Thursday, July 16, 2009

Beating the Lonelies

Expats go home for the summer.

This is a pretty broad statement. But generally speaking, once a family has children in school, they travel to their home country over the summer break. As we were reaching the end of the school year, we'd all compare our travel stories for the summer. I'd mention the trips we had planned, but that we planned to stay in our home for most of the summer. Friends would pat me on the back with compassion, saying I've got to get out of here for the summer.

Shanghai is very different from many other places. Its a huge city, for one. And with all of the problems any huge city carries. Its overcrowded, its dirty, it lacks green space, its noisy, people are rude. Plus, its China and inherently different from anywhere else in the world. This ancient and historically closed culture has so many unexpected differences, that few people can expect to feel completely at home in China if they were not raised here.

Its good to escape, but we've chosen to make our escape in the winter. We hail from the Midwest in America, where the summers are at least as ugly as in Shanghai. Temps can sit in the 90s for a week at a time, with humidity near 100%. We figured that if we can handle a St. Louis summer, we can handle it in Shanghai. But the winters here are ugly - dampness fills the air and blocks the sun, leaving the city dark and dingy for months. The damp air makes the cold seep into everything, and the inefficient heaters don't chase it away. I prefer to escape in the winter.

Trouble is, that all friends within a 30 minute drive of our home have departed for the summer.
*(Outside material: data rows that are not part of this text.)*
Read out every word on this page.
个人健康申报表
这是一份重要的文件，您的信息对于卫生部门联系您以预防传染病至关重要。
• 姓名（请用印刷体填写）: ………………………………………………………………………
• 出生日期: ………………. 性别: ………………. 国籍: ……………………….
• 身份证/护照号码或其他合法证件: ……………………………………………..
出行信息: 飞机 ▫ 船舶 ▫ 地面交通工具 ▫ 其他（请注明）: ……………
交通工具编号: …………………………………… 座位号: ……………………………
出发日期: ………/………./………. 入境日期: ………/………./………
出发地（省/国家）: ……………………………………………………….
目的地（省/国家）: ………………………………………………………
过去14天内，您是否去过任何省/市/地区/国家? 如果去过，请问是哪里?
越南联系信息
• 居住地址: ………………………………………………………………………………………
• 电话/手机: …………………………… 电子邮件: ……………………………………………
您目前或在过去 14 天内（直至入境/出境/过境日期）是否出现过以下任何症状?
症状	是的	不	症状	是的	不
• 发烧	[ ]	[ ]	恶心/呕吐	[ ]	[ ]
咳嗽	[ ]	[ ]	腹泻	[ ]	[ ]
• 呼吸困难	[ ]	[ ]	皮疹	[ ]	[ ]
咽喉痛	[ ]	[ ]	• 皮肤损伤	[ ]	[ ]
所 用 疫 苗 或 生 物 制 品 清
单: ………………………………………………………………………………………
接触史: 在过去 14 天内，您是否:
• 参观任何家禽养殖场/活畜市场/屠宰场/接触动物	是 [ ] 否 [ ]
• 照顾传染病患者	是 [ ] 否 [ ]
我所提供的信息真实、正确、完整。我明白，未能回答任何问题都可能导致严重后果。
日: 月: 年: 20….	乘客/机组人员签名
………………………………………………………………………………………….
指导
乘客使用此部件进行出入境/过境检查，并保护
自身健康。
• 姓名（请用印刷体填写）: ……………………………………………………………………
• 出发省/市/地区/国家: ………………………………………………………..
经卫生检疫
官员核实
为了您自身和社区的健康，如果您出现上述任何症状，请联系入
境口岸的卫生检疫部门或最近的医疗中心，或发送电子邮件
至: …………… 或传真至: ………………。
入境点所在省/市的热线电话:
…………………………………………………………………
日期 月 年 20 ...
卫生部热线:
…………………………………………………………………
And have now been departed for a good few weeks. Of course, there are new friends. Summer friends, who also chose to deal with the smelly heat. But what time with these new friends has made me realize is lovely - that I have some very good friends who support me through the year. I miss my good friends. Finding time to meet new people is quite enjoyable, but not having someone I know well to touch base with is beginning to feel isolating, and I find myself on Facebook more frequently. Refreshing my email inbox freakishly often.

The expat portions of the city have emptied out as well. I never stand in line at the import grocery store anymore. Playgrounds and swimming pools in expat compounds are quiet, which is how my girls like it. And we do have two ice-cream stores within walking distance, making an evening walk in the heat still entirely bearable.

In an effort to put a positive spin on things, I've made a list of big projects to try to finish this summer. Its an impressive list, and I've made more effort to read books and sleep well than to get anything accomplished. But it makes me feel good about my days.

But facing next summer, we may well jet out of town like the rest of the community.